Le creí y nos subimos a un bus de la empresa Apocalipsis. Entre niños llorando, bultos de ropa, señoras buitreando y un vendedor de productos naturales nos enrumbamos hacia Huancayo. “Así que Huancayo tiene más monumentos histórico culturales que Ayacucho. Interesante”, pensé.

Me dormí gracias al dulce ronronear del motor del bus camión. Llegamos a Huancayo y no, no era Cusco y menos Ayacucho. La arquitectura del lugar era deplorable. Tenías hoteles de 15 pisos con lunas azules al costado de una casa republicana que era cabina de internet y chifatelo.
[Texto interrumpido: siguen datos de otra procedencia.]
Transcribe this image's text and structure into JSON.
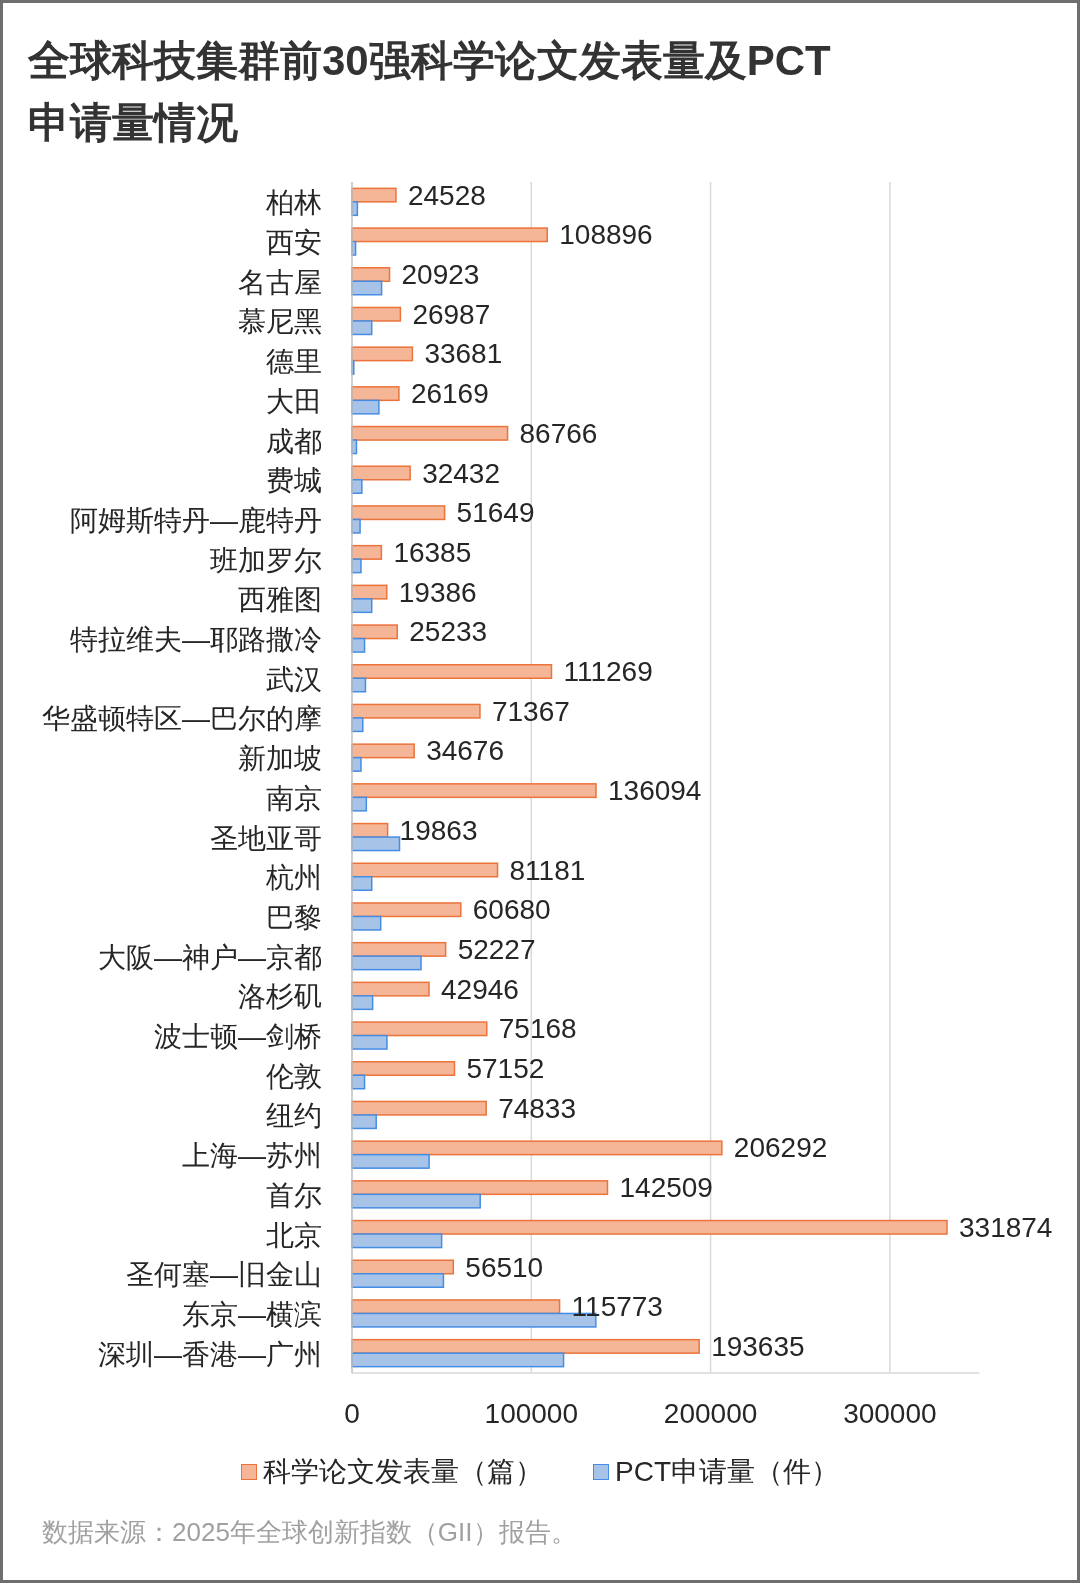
{
  "chart_data": {
    "type": "bar",
    "orientation": "horizontal",
    "title": "全球科技集群前30强科学论文发表量及PCT申请量情况",
    "categories": [
      "柏林",
      "西安",
      "名古屋",
      "慕尼黑",
      "德里",
      "大田",
      "成都",
      "费城",
      "阿姆斯特丹—鹿特丹",
      "班加罗尔",
      "西雅图",
      "特拉维夫—耶路撒冷",
      "武汉",
      "华盛顿特区—巴尔的摩",
      "新加坡",
      "南京",
      "圣地亚哥",
      "杭州",
      "巴黎",
      "大阪—神户—京都",
      "洛杉矶",
      "波士顿—剑桥",
      "伦敦",
      "纽约",
      "上海—苏州",
      "首尔",
      "北京",
      "圣何塞—旧金山",
      "东京—横滨",
      "深圳—香港—广州"
    ],
    "series": [
      {
        "name": "科学论文发表量（篇）",
        "color": "#f5b597",
        "values": [
          24528,
          108896,
          20923,
          26987,
          33681,
          26169,
          86766,
          32432,
          51649,
          16385,
          19386,
          25233,
          111269,
          71367,
          34676,
          136094,
          19863,
          81181,
          60680,
          52227,
          42946,
          75168,
          57152,
          74833,
          206292,
          142509,
          331874,
          56510,
          115773,
          193635
        ],
        "value_labels": [
          "24528",
          "108896",
          "20923",
          "26987",
          "33681",
          "26169",
          "86766",
          "32432",
          "51649",
          "16385",
          "19386",
          "25233",
          "111269",
          "71367",
          "34676",
          "136094",
          "19863",
          "81181",
          "60680",
          "52227",
          "42946",
          "75168",
          "57152",
          "74833",
          "206292",
          "142509",
          "331874",
          "56510",
          "115773",
          "193635"
        ]
      },
      {
        "name": "PCT申请量（件）",
        "color": "#a7c4e8",
        "values": [
          3000,
          2000,
          16500,
          11000,
          1000,
          15000,
          2500,
          5500,
          4500,
          5000,
          11000,
          7000,
          7500,
          6000,
          5000,
          8000,
          26500,
          11000,
          16000,
          38500,
          11500,
          19500,
          7000,
          13500,
          43000,
          71500,
          50000,
          51000,
          136000,
          118000
        ]
      }
    ],
    "xlim": [
      0,
      350000
    ],
    "xticks": [
      0,
      100000,
      200000,
      300000
    ],
    "grid": "x",
    "legend": "bottom",
    "annotations": [
      "数据来源：2025年全球创新指数（GII）报告。"
    ]
  }
}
Las calles estaban atiborradas de borrachos limosneros. El olor a alcohol metílico era impresionante. No vi ningún puto árbol o plazoleta colonial en el centro de esa ciudad. Lo que más abundaban eran las pollerías, cantinas, tiendas BATA y filiales de Caja Huancayo.

Fuimos al Cerrito de la Libertad, el cual era un tétrico mirador. Pude observar cuán gris era Huancayo. Allí me invitó un plato de trucha medio crudo. Pasamos la noche en un hotel llamado Pussy Cat en Giraldez. No había agua en el baño. Luego nos metimos a un sauna donde salimos ambos con conjuntivitis y hongos en manos y pies. La Catedral de Huancayo tiene tiene la misma decoración que cualquier parroquia de barrio. Su centro histórico no tiene ningún museo decente. Lo que sí abunda es el pollo a la brasa, el cual es su plato típico. Borrachos por todos lados. Es una ciudad que no merece estar en el recorrido turístico de ningún país, hasta Corea del Norte tiene más espíritu turístico que Huancayo. CONSEJO DEL TÍO VLADI Ay, Verónica. Huancayo es una ciudad comercial, COMERCIAL. Allá los únicos que van son puneños para hacer negocios y jóvenes asháninkas para buscar empleo.

El gringo o turista nacional que cae por ahí sabe que lo único que va a encontrar es…. nada. La ciudad de Huancayo no tiene nada que ofrecer, salvo alcoholismo y pollo a la brasa. Yo que tú jamás vuelvo a escuchar al pichirri de tu novio, chama. Na’guara. Mándalo para el coño de su madre, chica y vente con este negrito.